Originally Posted by susan12
Solution. 17 | (2x + 3y) ⇒ 17 | [13(2x + 3y)], or 17 | (26x + 39y) ⇒ 17 | (9x + 5y)

Perhaps the unclear step is 17 | (26x + 39y) ⇒ 17 | (9x + 5y). The reason is that 26x = 17x + 9x and 39y = 2 * 17y + 5y.

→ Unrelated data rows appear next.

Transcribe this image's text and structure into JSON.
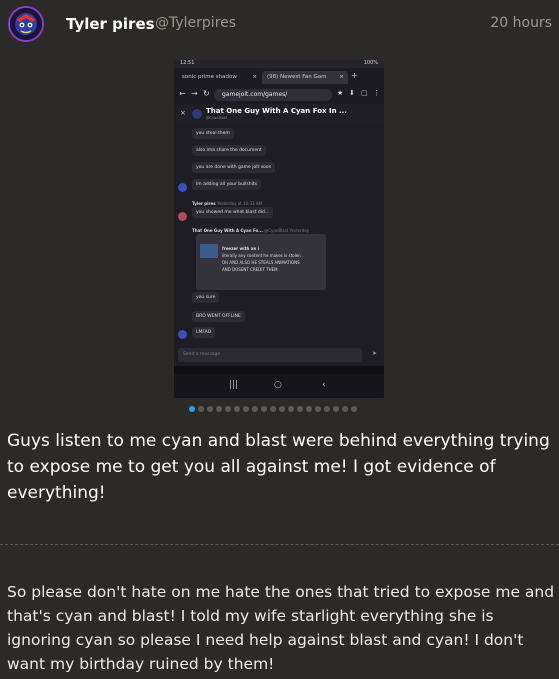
{
  "post": {
    "author_name": "Tyler pires",
    "author_handle": "@Tylerpires",
    "timestamp": "20 hours",
    "title": "Guys listen to me cyan and blast were behind everything trying to expose me to get you all against me! I got evidence of everything!",
    "body": "So please don't hate on me hate the ones that tried to expose me and that's cyan and blast! I told my wife starlight everything she is ignoring cyan so please I need help against blast and cyan! I don't want my birthday ruined by them!",
    "carousel_total": 19,
    "carousel_active_index": 0
  },
  "screenshot": {
    "status_time": "12:51",
    "status_right": "100%",
    "tabs": [
      {
        "label": "sonic prime shadow",
        "close": "×"
      },
      {
        "label": "(98) Newest Fan Gam",
        "close": "×"
      }
    ],
    "new_tab": "+",
    "url": "gamejolt.com/games/",
    "chat_title": "That One Guy With A Cyan Fox In ...",
    "chat_subtitle": "@CyanBlast",
    "messages": [
      "you steal them",
      "also ima share the document",
      "you are done with game jolt soon",
      "im adding all your bullshits",
      "you showed me what blast did...",
      "you sure",
      "BRO WENT OFFLINE",
      "LMFAO"
    ],
    "sender_tyler": "Tyler pires",
    "sender_tyler_time": "Yesterday at 10:33 AM",
    "sender_cyan": "That One Guy With A Cyan Fo...",
    "sender_cyan_time": "@CyanBlast Yesterday",
    "quote_name": "freezer with an i",
    "quote_lines": [
      "literally any content he makes is stolen",
      "OH AND ALSO HE STEALS ANIMATIONS",
      "AND DOSENT CREDIT THEM"
    ],
    "input_placeholder": "Send a message",
    "send_icon": "➤",
    "nav_recent": "|||",
    "nav_home": "○",
    "nav_back": "‹"
  },
  "colors": {
    "background": "#2c2a27",
    "accent_dot": "#2ba0e6",
    "muted_text": "#9a968f"
  },
  "icons": [
    "avatar-image",
    "back-arrow-icon",
    "forward-arrow-icon",
    "reload-icon",
    "star-icon",
    "download-icon",
    "menu-icon",
    "send-icon"
  ]
}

So, if 26x + 39y = 17k for an integer k, then 9x + 5y + 17(x + 2y) = 17k and thus 9x + 5y = 17(k - x - 2y).
• Jul 23rd 2012, 07:34 AM
richard1234
Re: Basic number theory problem
You can freely add/subtract multiples of 17. From $17 | (26x + 39y) \Rightarrow 17 | 9x + 5y$, the writer subtracted 17x + 34y, which is valid (because it is congruent to 0 (mod 17)).
• Jul 23rd 2012, 08:38 AM
Deveno
Re: Basic number theory problem
for emphasis:

suppose p (a positive integer) divides a+b and p divides a. then p must also divide b.

p divides a+b means a+b = kp, for some integer k.

p divides a means a = mp, for some integer m.

so then b = (a+b) - a = kp - mp = (k - m)p, and surely k - m is an integer if k and m are, so p divides b.